A. Maths Questions - surds and logarithms replied by weewee @ Sat, 05 Jul 2008 01:10:13 +0800

weewee — Sat, 05 Jul 2008 01:10:13 +0800

thanks.

A. Maths Questions - surds and logarithms replied by secretliker @ Sun, 29 Jun 2008 02:35:04 +0800

secretliker — Sun, 29 Jun 2008 02:35:04 +0800

Q1) If a^(2x-1) = b^(1-3y) and a^(3x-1) = b^(2y-2), show that 13xy = 7x + 5y -3.

(2x-1)(2y-2) = (1-3y)(3x-1)

4xy-2y-4x+2 = 3x-9xy-1+3y

13xy = 7x + 5y - 3

Q2) Given that log5 (x) = 4 logx (5), calculate the possible values of x.

log5(x) / log5(5) = 4 log5(5) / log5(x)

[ log5(x) ] ^2 = 4 [ log5(5) ] ^2

[ log5(x) ] = ±(2)

x=5^(-2) or 5^2

x=1/25 or 25

weewee — Sat, 28 Jun 2008 22:56:30 +0800

omg thanks! :)

jiaxing2 — Sat, 28 Jun 2008 22:46:49 +0800

for qn 1

multiply log base 10 on both sides of both eqn

u will get (2x-1)/(1-3y) = lg b / lg a----(1)

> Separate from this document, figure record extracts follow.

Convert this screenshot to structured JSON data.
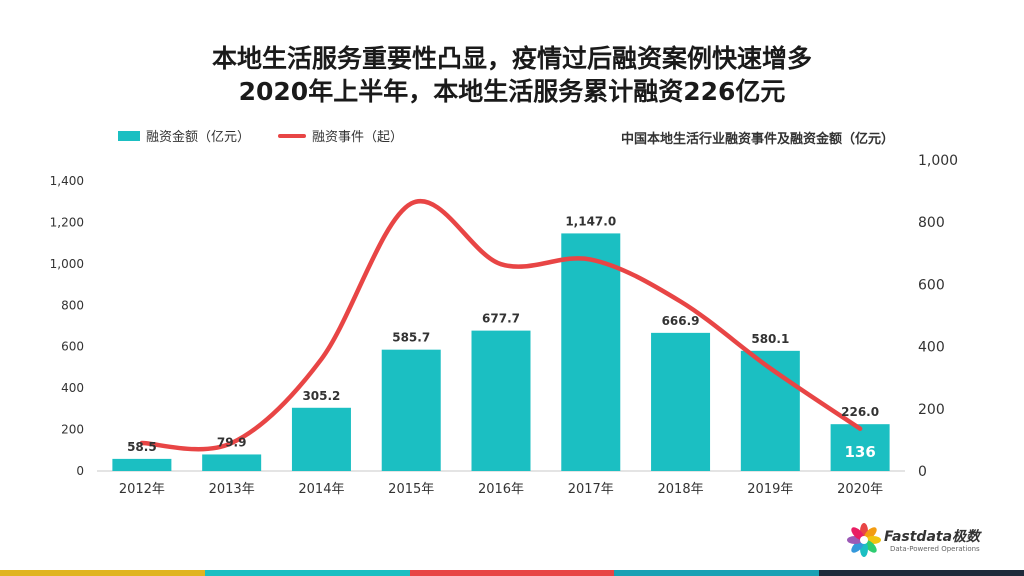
{
  "title_line1": "本地生活服务重要性凸显，疫情过后融资案例快速增多",
  "title_line2": "2020年上半年，本地生活服务累计融资226亿元",
  "legend": {
    "bar_label": "融资金额（亿元）",
    "line_label": "融资事件（起）"
  },
  "chart_title": "中国本地生活行业融资事件及融资金额（亿元）",
  "logo": {
    "name": "Fastdata极数",
    "tagline": "Data-Powered Operations"
  },
  "colors": {
    "bar": "#1bbfc2",
    "line": "#e84545",
    "bar_label_highlight": "#ffffff"
  },
  "bottom_bar_colors": [
    "#e0b420",
    "#1bbfc2",
    "#e84545",
    "#1aa1b4",
    "#1e2a3a"
  ],
  "chart_data": {
    "type": "bar",
    "categories": [
      "2012年",
      "2013年",
      "2014年",
      "2015年",
      "2016年",
      "2017年",
      "2018年",
      "2019年",
      "2020年"
    ],
    "series": [
      {
        "name": "融资金额（亿元）",
        "type": "bar",
        "axis": "left",
        "values": [
          58.5,
          79.9,
          305.2,
          585.7,
          677.7,
          1147.0,
          666.9,
          580.1,
          226.0
        ],
        "labels": [
          "58.5",
          "79.9",
          "305.2",
          "585.7",
          "677.7",
          "1,147.0",
          "666.9",
          "580.1",
          "226.0"
        ]
      },
      {
        "name": "融资事件（起）",
        "type": "line",
        "axis": "right",
        "values": [
          90,
          90,
          360,
          860,
          665,
          680,
          545,
          330,
          136
        ],
        "labels": [
          "",
          "",
          "",
          "",
          "",
          "",
          "",
          "",
          "136"
        ]
      }
    ],
    "left_axis": {
      "ylim": [
        0,
        1400
      ],
      "ticks": [
        "0",
        "200",
        "400",
        "600",
        "800",
        "1,000",
        "1,200",
        "1,400"
      ]
    },
    "right_axis": {
      "ylim": [
        0,
        1000
      ],
      "ticks": [
        "0",
        "200",
        "400",
        "600",
        "800",
        "1,000"
      ]
    },
    "grid": false,
    "legend_position": "top-left"
  }
}
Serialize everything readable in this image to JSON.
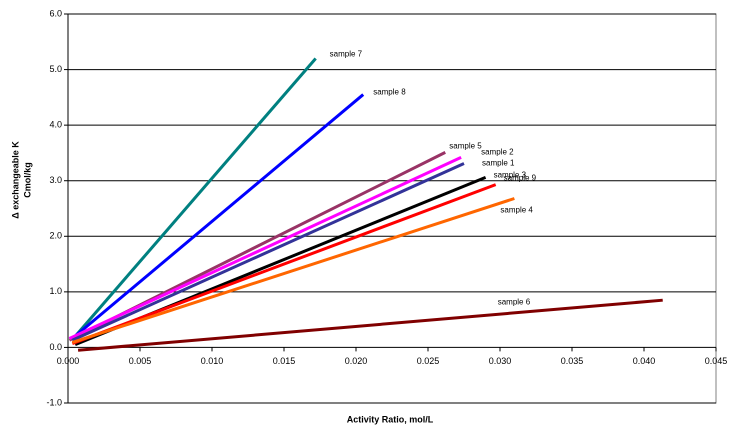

(3x-1)/(2y-2) = lg b / lg a----(2)

(1) = (2)

thus 4xy + 2 - 4x- 2y = 3x + 3y- 1- 9xy

Hence 13xy = 5y + 7x - 3

Qn 2)

Re-express the eqn with lg base 10

lg x / lg 5 = lg 625 / lg x (5^4=625)

(lg x)^2 = lg 5 ( lg 625 )

solve for values of x using ur own calculator

weewee — Sat, 28 Jun 2008 22:01:35 +0800

I need help on these two questions.

Q1) If a^(2x-1) = b^(1-3y) and a^(3x-1) = b^(2y-2), show that 13xy = 7x + 5y -3.

Q2) Given that log5 (x) = 4 logx (5), calculate the possible values of x.

For question 2, the first term is log with base 5 and the second term is log with base x.